Starting with the class of 2015, all high school graduates in the state of Tennessee will be eligible for two years of free tuition at a two-year community college or technical school.
Tennessee Promise, one of the components in the Drive to 55 Alliance, is a scholarship and mentoring program aimed at giving Tennessee graduates a better chance of earning higher education degrees. The scholarship can be used at any of the state’s 13 community colleges, 27 colleges of applied technology or any other institution offering qualified associate’s degree programs.
There have been concerns across the state, including at Union University, about the lasting affects of such a program on four-year private institutions like Union.
When Dub Oliver, university president, first heard about Tennessee Promise, he was concerned. Now, he said he does not believe it is likely to have a negative effect on Union.
“Tennessee Promise is going to do nothing but benefit schools like Union University,” said Mike Krause, executive director for Drive to 55 and Tennessee Promise.
Similar programs have not been shown to harm four year institutions, and the many requirements of Tennessee Promise–including community service, mentoring and early deadlines–will make it less likely to appeal to students already considering higher education.
The state of Tennessee had a goal to get 20,000 applications for Tennessee Promise before Nov. 1. The goal has been met and exceeded already, more than a month before the deadline.
Krause said these applicants are students who were not even considering schools like Union, if they were considering higher education at all.
“Their design is really to get people who aren’t considering higher education at all to consider higher education, and that’s a laudable goal,” Oliver said.
Krause said the program is focused on the 41 percent of Tennessee high school graduates who are not even looking at college.
The Hope Scholarship will still distribute the same amount of $16,000 over the course of four academic school years. However, students will now get less in their first two years that will be compensated for in their latter years at a four-year school.
The Tennessee Promise was modeled after a similar, smaller-scale program in the Knoxville area called Tennessee Achievers.

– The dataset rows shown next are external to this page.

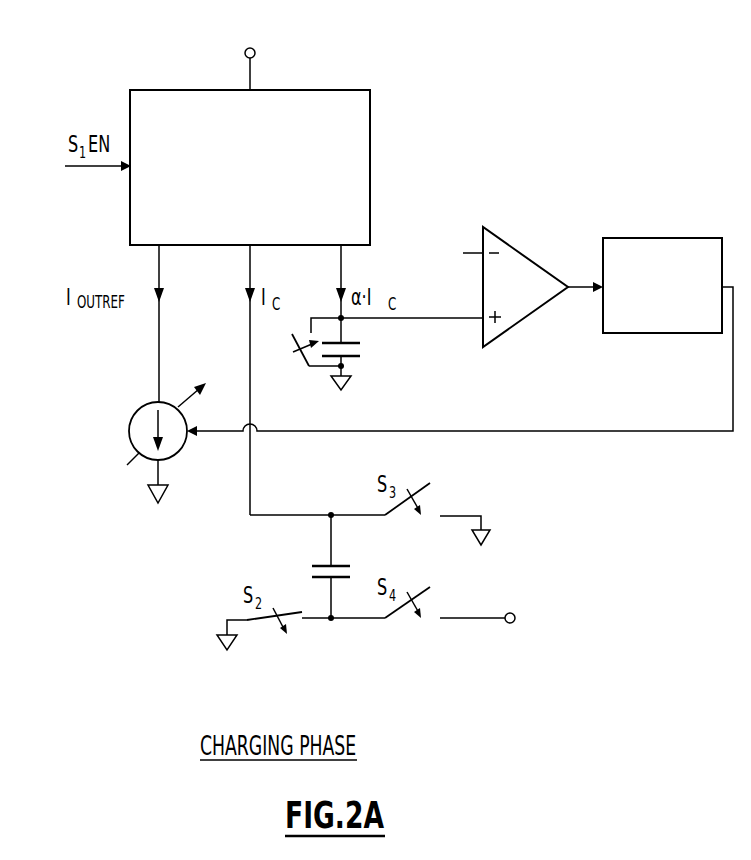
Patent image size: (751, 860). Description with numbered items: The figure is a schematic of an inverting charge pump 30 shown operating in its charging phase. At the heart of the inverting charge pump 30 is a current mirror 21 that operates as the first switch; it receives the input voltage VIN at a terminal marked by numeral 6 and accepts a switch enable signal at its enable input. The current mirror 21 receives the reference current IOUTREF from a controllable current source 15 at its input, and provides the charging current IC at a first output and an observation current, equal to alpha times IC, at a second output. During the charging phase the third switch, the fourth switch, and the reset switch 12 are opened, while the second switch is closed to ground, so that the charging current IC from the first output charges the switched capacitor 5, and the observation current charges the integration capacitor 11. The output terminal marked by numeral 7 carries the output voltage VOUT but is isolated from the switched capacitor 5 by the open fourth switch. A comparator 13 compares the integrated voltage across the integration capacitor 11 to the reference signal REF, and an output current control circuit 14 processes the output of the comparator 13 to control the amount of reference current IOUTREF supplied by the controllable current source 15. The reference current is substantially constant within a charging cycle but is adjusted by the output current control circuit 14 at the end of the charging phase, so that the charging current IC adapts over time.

The inverting charge pump 30 is at (620, 62).
The current mirror 21 is at (370, 163).
The input voltage terminal 6 is at (256, 56).
The integration capacitor 11 is at (355, 358).
The reset switch 12 is at (306, 371).
The comparator 13 is at (533, 313).
The output current control circuit 14 is at (678, 333).
The controllable current source 15 is at (178, 457).
The switched capacitor 5 is at (318, 563).
The output terminal 7 is at (509, 612).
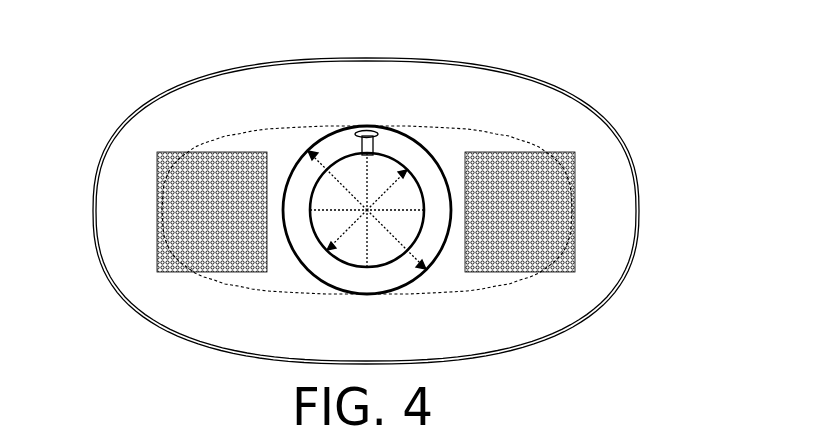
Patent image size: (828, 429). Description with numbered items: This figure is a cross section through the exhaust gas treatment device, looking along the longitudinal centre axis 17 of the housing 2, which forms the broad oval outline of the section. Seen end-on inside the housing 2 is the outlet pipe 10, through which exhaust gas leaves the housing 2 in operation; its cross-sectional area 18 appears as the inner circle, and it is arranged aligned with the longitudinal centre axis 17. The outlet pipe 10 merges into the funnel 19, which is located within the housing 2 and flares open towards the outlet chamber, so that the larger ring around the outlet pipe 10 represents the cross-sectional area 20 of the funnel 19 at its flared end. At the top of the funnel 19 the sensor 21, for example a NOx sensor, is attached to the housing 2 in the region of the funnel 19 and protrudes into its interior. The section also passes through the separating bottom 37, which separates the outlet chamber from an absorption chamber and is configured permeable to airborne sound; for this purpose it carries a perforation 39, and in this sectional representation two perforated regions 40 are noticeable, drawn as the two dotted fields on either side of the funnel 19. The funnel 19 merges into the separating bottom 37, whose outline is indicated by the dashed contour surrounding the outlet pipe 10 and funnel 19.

The housing 2 is at (641, 233).
The outlet pipe 10 is at (425, 192).
The longitudinal centre axis 17 is at (367, 210).
The cross-sectional area 18 is at (390, 185).
The funnel 19 is at (440, 252).
The cross-sectional area 20 is at (388, 235).
The sensor 21 is at (378, 147).
The separating bottom 37 is at (545, 108).
The perforation 39 is at (232, 153).
The perforated regions 40 is at (157, 188).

In six years of measuring the effects of Tennessee Achievers in and around Knoxville, Krause said there were no signs of harm to that area’s four-year schools.
Tennessee Promise is one initiative within Drive to 55. The Drive to 55 Alliance is a project directed at raising the number of Tennesseans with postsecondary degrees to at least 55 percent. The Drive to 55 Alliance works with existing schools to make adult studies and nontraditional studies more flexible and available to more students.